For the Love of Turnips

Thu, Nov 14, 2019 4-minute read

The Poet William Stafford spent part of his career writing a poem a day, when asked how he managed that he replied “I lowered my standards”. I have no clue if this actually happened or not, but the advice rings true for me.

I’ve been meaning to put more content up on the site but I haven’t, because every time I sit down I start playing around with the title, then deciding on just the right image, then start writing and freeze up when I realize I haven’t done enough of research on the subject. The most important in blogging is to sit down and blog.

So I’m going to try to get 2-3 posts out a week, even if its nothing more than chatting about what I did in the garden today. Even if I create a bunch of completely useless fluff I’ll still have improved my comfort level with writing these posts.

So to kick things off I’m going to talk about Turnips.

I know painfully little about the origin, spread, and historical diversity of the humble Turnip Brassica rapa. Its not that I haven’t tried, Google, Google Scholar, American Journal of Botany, even pestering my girlfriend to use the paper search at her college, and nothing much turns up. So I’ll start with what little I do know, then why I love this quirky little root vegetable.

Turnips were domesticated from a wild precursor sometime before the 15th century BCE, likely in or near modern India. It was known to be used in India for its seeds, which can be processed for oil. It became well established in the Mediterranean some time before the Hellenistic period where it was actually used as a root vegetable. For most of European history the turnip was mostly used as a fodder crop, occasionally becoming popular here or there as a food crop. Generally people ate turnips during periods of scarcity, and when these periods came to an end they were left with dishes that had wormed their way into the culture.

Somewhere in this process Turnips were crossed with cabbages and produced the Rutabaga/Swede. Also at some point varieties were produced to be eaten as leaf crops.

One definitive piece of Turnip history that we actually have solid documentation of is the development of Japanese Salad Turnips. Salad turnips were intentionally developed by Japanese agricultural programs to improve crop varieties after World War 2. These turnips were grown to be more palatable raw, and are both amazing and something I only recently discovered.

So from all the vague language you can see how little I have been able to find out. If you, my dear reader, know anything more than I do on this subject please share in the comments or contact me directly. You can also call into the voicemail line for the podcast at ‪(661) 368-5177‬. I’d appreciate any references or pointers I could get, especially about the history of the spread of turnips through Asia, and the history of different turnip varieties.

But why do I love them? Their attractive little plants, with a large rosette of leaves, and a nice chunky root beneath. I love the complex slightly bitter flavor. And I also love that I can grow two crops of turnip in a season, one in spring and one in fall. It goes great with Lamb or Haggis, and is a key ingredient in my favorite Lamb and Stout stew.

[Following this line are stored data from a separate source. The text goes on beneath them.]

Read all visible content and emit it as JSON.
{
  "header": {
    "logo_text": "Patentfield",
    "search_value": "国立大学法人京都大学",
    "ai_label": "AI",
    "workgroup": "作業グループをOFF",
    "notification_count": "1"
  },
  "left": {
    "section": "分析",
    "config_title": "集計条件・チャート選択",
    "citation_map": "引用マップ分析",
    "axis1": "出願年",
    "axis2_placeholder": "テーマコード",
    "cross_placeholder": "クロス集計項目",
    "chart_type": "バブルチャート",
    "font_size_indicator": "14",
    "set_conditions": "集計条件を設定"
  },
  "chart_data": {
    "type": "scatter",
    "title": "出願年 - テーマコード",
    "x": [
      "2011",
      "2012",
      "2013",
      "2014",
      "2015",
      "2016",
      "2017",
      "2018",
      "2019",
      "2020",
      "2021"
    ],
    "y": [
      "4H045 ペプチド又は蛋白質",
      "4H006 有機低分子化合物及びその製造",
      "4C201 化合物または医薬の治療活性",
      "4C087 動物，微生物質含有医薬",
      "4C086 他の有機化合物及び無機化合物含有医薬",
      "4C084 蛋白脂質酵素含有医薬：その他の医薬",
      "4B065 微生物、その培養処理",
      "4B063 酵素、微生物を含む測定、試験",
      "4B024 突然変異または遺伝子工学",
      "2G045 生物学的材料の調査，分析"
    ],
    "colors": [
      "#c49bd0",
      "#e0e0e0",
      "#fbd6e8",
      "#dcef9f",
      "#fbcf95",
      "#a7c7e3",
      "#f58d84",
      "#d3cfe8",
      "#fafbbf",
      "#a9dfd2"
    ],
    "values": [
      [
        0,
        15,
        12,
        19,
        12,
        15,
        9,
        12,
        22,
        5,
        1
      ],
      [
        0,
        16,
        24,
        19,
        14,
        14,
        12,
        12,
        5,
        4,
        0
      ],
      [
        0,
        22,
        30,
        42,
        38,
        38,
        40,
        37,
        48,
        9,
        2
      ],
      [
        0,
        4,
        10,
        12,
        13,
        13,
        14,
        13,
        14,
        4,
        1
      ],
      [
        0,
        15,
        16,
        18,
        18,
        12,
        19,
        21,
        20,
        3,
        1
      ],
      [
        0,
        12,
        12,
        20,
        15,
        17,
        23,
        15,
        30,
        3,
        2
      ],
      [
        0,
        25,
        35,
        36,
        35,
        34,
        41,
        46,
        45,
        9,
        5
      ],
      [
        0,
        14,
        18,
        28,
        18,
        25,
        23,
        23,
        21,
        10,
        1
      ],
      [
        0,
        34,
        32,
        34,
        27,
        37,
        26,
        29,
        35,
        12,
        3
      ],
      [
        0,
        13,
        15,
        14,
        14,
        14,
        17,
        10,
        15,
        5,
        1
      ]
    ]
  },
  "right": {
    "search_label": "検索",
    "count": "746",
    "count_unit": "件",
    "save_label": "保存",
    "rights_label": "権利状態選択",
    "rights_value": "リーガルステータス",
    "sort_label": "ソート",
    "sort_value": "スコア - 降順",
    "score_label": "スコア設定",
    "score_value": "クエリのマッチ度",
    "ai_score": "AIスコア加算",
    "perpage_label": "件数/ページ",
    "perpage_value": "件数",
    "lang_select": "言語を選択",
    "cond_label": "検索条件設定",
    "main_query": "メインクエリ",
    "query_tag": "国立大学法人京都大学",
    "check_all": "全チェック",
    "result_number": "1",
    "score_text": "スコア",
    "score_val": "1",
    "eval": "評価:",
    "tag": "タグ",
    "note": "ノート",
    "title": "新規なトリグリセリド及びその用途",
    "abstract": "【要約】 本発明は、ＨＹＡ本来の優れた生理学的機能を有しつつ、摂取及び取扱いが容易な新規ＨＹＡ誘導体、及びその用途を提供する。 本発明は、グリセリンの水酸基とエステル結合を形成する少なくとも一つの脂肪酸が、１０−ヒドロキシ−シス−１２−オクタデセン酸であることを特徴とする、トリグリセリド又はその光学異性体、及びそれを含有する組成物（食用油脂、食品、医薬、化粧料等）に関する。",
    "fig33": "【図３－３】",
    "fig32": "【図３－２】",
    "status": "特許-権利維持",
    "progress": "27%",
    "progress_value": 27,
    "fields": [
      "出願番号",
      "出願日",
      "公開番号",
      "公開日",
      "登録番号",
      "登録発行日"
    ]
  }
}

The only downside is that there just isn’t a large amount of diversity. You have three four primary types with just a few varieties of each.

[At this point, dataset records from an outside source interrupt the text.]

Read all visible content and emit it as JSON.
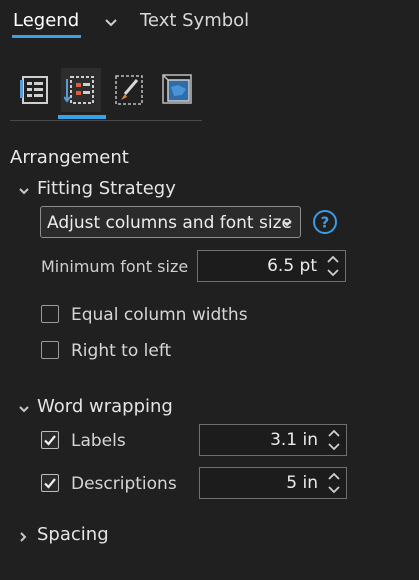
{
  "tabs": {
    "legend": "Legend",
    "text_symbol": "Text Symbol",
    "active": "legend",
    "accent_color": "#3aa0e8"
  },
  "icon_toolbar": [
    {
      "name": "legend-options-icon",
      "active": false
    },
    {
      "name": "arrangement-icon",
      "active": true
    },
    {
      "name": "symbol-brush-icon",
      "active": false
    },
    {
      "name": "display-frame-icon",
      "active": false
    }
  ],
  "arrangement": {
    "heading": "Arrangement",
    "fitting_strategy": {
      "heading": "Fitting Strategy",
      "expanded": true,
      "dropdown_value": "Adjust columns and font size",
      "help_icon": "question-circle-icon",
      "min_font_label": "Minimum font size",
      "min_font_value": "6.5 pt",
      "equal_column_widths": {
        "label": "Equal column widths",
        "checked": false
      },
      "right_to_left": {
        "label": "Right to left",
        "checked": false
      }
    },
    "word_wrapping": {
      "heading": "Word wrapping",
      "expanded": true,
      "labels": {
        "label": "Labels",
        "checked": true,
        "value": "3.1 in"
      },
      "descriptions": {
        "label": "Descriptions",
        "checked": true,
        "value": "5 in"
      }
    },
    "spacing": {
      "heading": "Spacing",
      "expanded": false
    }
  }
}
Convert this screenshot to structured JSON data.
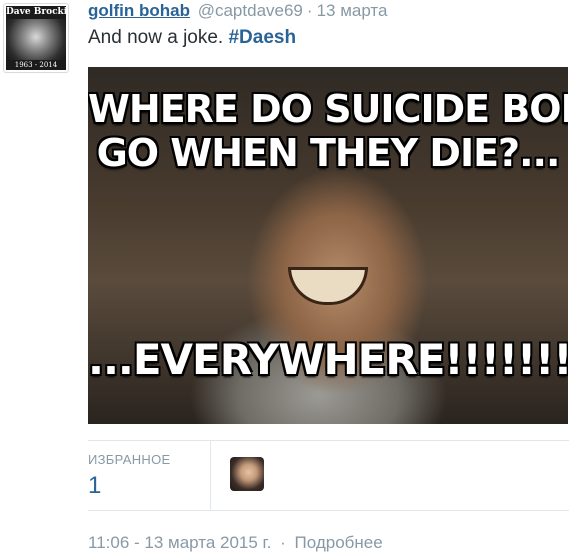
{
  "avatar": {
    "top_text": "Dave Brockie",
    "bottom_text": "1963 - 2014"
  },
  "tweet": {
    "user_name": "golfin bohab",
    "handle": "@captdave69",
    "separator": "·",
    "date": "13 марта",
    "text": "And now a joke.",
    "hashtag": "#Daesh"
  },
  "media": {
    "caption_line1": "WHERE DO SUICIDE BOMBERS",
    "caption_line2": "GO WHEN THEY DIE?...",
    "caption_line3": "...EVERYWHERE!!!!!!!"
  },
  "stats": {
    "favorites_label": "ИЗБРАННОЕ",
    "favorites_count": "1"
  },
  "footer": {
    "timestamp": "11:06 - 13 марта 2015 г.",
    "separator": "·",
    "details_label": "Подробнее"
  },
  "colors": {
    "link": "#2a6496",
    "muted": "#8899a6",
    "text": "#292f33",
    "divider": "#e1e8ed"
  },
  "icons": {
    "favoriter_avatar": "user-avatar-icon"
  }
}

Fodder turnips, like the Barkant variety, are grown primarily for their nutritive quality, dry matter content, and ability to produce easily accessed roots proud of the ground.

Conventional turnips, like the classic Purple Top, are grown for attractive round roots, complex slightly bitter flavor, and secondarily for their edible tops that require cooking. They make a great salad turnip if picked young.

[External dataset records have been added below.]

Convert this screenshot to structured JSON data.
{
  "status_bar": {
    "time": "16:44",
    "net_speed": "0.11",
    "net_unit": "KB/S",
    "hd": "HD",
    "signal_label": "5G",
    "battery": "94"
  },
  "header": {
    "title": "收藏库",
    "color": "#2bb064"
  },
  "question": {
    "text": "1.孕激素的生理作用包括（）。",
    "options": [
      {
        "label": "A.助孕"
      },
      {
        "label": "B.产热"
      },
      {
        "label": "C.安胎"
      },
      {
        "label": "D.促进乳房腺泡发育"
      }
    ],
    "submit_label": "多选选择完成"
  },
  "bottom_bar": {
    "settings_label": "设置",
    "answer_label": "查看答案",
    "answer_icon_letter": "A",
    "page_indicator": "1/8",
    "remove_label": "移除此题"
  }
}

Leaf Turnips, like the Seven Top variety, which produce inadequate roots, but softer, denser, more palatable leaves.

And Japanese Salad Turnips, like the Hakurei variety, which were developed to combine the superior greens of the Leaf varieties, and pair that with thin skinned roots with little to no bitterness.

A fifth-ish variety is the Rutabaga, which isn’t a turnip but is used almost exactly like one. Rutabagas are larger, less smooth, less bitter, and has leaves with a more kale/cabbage like texture. Rutabagas are a long season crop that doesn’t require particularly great soil to produce. Rutabagas can be stored over the winter if waxed.